“The junk bond market was a keg of dynamite that sooner or later will blow up”
— Carl Icahn, on CNBC

On Dec. 12, Carl Icahn warned that a lack of liquidity could cause the high-yield market — otherwise known as the junk-bond market — to implode and contribute to a broad market crisis. While other noted investment strategists feel Icahn could be overstating the problem, he deserves attention, given that he amassed much of his fortune, estimated at over $21 billion, using junk bonds.

The day before Icahn’s statement on CNBC, The Third Avenue Focused Credit Fund — a mutual fund — closed and prevented redemptions. Unlike hedge funds that have prevented investors from taking out their money, mutual funds have traditionally not taken this step. Because Third Avenue had lost over 27 percent for the year through Dec 9 and had suffered from over $1.3 billion of outflows, its management was forced to take extraordinary measures that generated much unflattering publicity.

Raul Elizalde, president and chief investment officer of Sarasota-based Path Financial, identified three prominent investment failures in his article “Junk Bond Failures May be the Tip of the Iceberg”:

• Third Avenue Management blocked $790 million of redemptions.

• Stone Lion capital blocked $400 million of redemptions.

• Lucidus Partners liquidated its high-yield-oriented fund.

Elizalde noted, “it’s too soon to say the worst is over for investors. . . . It took over a year for the earliest signs of serious problems in the mortgage bond market to metastasize into the collapse of Lehman Brothers and a full-blown financial crisis.”

On Wednesday, when the Federal Reserve finally made its much-anticipated rate increase, Janet Yellen, the Fed chairwoman, sought to reassure investors by suggesting that the Third Avenue fund’s problems were far from pervasive: “It had many concentrated positions and especially risky and illiquid bonds.”

Gary Cohn, president of Goldman Sachs, echoed Yellen in a note to clients: Cohen wrote: “The Third Avenue situation is unique. They owned really low-credit-rated products to the typical high-yield fund. No one thinks that the collapse of Third Avenue is going to contaminate the world.”

Cohen’s rationale: Third Avenue’s failure did not put any lender in peril, in contrast to the collapse of Lehman Brothers and the ensuing crisis throughout Wall Street.

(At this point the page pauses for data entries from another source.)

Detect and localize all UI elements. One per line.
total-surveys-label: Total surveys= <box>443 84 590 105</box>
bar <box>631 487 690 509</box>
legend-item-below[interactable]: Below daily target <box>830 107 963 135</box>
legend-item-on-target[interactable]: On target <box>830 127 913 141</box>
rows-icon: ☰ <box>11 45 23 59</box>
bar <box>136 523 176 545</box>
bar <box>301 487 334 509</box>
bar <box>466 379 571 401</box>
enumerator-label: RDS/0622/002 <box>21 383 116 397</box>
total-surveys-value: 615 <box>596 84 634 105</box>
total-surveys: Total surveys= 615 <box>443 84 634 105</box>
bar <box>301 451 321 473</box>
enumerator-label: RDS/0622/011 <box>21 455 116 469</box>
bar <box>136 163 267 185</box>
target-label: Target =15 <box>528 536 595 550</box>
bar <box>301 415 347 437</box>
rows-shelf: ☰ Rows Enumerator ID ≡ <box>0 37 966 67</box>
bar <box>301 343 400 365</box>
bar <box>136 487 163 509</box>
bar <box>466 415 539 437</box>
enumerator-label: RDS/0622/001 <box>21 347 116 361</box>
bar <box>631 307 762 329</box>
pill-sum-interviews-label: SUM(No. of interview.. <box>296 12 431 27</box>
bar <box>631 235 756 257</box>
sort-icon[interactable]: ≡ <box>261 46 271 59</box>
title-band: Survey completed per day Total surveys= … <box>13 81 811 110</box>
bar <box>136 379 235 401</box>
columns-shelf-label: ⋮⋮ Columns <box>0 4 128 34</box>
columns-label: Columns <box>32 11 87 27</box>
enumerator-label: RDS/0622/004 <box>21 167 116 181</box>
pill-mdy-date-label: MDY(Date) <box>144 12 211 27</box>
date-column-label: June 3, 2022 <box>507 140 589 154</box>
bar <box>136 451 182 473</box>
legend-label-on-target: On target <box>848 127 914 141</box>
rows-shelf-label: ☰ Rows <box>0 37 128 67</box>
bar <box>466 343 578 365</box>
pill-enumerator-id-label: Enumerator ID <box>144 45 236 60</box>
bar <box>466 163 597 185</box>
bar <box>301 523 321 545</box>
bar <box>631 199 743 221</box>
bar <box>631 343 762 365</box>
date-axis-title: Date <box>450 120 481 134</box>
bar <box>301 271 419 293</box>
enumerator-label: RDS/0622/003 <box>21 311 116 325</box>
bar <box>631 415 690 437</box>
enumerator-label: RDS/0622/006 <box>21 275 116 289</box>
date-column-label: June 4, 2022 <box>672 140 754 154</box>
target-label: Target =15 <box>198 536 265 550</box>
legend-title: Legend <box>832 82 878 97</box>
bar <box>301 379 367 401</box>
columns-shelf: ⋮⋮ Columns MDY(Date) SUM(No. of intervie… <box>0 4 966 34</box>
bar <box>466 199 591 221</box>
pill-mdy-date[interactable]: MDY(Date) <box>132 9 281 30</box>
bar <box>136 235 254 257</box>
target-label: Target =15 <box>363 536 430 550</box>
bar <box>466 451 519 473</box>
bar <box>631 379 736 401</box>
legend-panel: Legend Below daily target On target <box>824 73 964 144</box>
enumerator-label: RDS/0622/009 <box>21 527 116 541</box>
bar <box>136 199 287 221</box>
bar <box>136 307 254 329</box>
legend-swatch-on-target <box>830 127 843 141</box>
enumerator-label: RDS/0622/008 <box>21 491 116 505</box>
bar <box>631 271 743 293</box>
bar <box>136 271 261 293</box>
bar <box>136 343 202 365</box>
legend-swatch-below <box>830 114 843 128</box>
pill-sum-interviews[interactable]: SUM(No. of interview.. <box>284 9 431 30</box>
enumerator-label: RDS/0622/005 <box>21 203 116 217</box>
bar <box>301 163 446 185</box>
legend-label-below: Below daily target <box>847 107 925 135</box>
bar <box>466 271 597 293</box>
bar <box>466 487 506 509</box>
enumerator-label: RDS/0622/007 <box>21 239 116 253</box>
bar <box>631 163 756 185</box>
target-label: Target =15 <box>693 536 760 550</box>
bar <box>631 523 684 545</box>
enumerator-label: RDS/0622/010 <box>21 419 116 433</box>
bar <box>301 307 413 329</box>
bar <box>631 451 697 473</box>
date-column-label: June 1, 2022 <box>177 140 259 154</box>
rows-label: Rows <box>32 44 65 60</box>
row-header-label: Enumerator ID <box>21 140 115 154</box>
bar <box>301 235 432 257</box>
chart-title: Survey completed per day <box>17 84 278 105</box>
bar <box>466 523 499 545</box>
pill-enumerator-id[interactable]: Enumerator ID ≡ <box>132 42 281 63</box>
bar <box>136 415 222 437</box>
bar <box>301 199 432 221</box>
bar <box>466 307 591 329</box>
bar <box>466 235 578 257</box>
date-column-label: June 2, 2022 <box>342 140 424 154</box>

Energy and mining firms, whose troubles have been exacerbated by low commodity prices, account for about 20 percent of the junk-bond market.

Mark Wiedman, global head of the iShares exchange-traded fund, the world’s largest family of ETFs, criticized Third Avenue management for holding so many illiquid assets while offering daily liquidity.

Unlike mutual funds, ETFs do not need to sell underlying fund positions to meet shareholder redemptions. Instead, the stock price of ETFs declines if sellers outnumber buyers.

Howard Marks, co-chairman of Oaktree Capital Management, the world’s biggest distressed-debt investor, has previously warned about excesses in the high-yield market. Marks feels, however, that the problems of Third Avenue do not provide the ingredients for a market meltdown of the whole high-yield asset class.

“I’d be very surprised if it (Third Avenue) leads to any kind of cataclysm,” he wrote.

While it is premature to evaluate Icahn’s prediction that we face a broad financial crisis, his warning should be a wake-up call.

The decision by the Federal Reserve to raise rates begins the long process of returning normalcy to our fixed-income markets.

The prevalence for over seven years of abnormally low interest rates encouraged investors to reach for yield by acquiring high-risk bonds. Alternatively, many of us own a higher percentage of equities than appropriate for our age group because the nominal dividend yield on these stocks exceeds that of the 10-year Treasury note.

As a former managing director of Morgan Stanley and chairman of its Fixed Income New Product Group, I urge all of us to honestly assess the percentage of our nest egg that is truly risk free.

Remember: It is not how much you can make, it is how much you can afford to lose.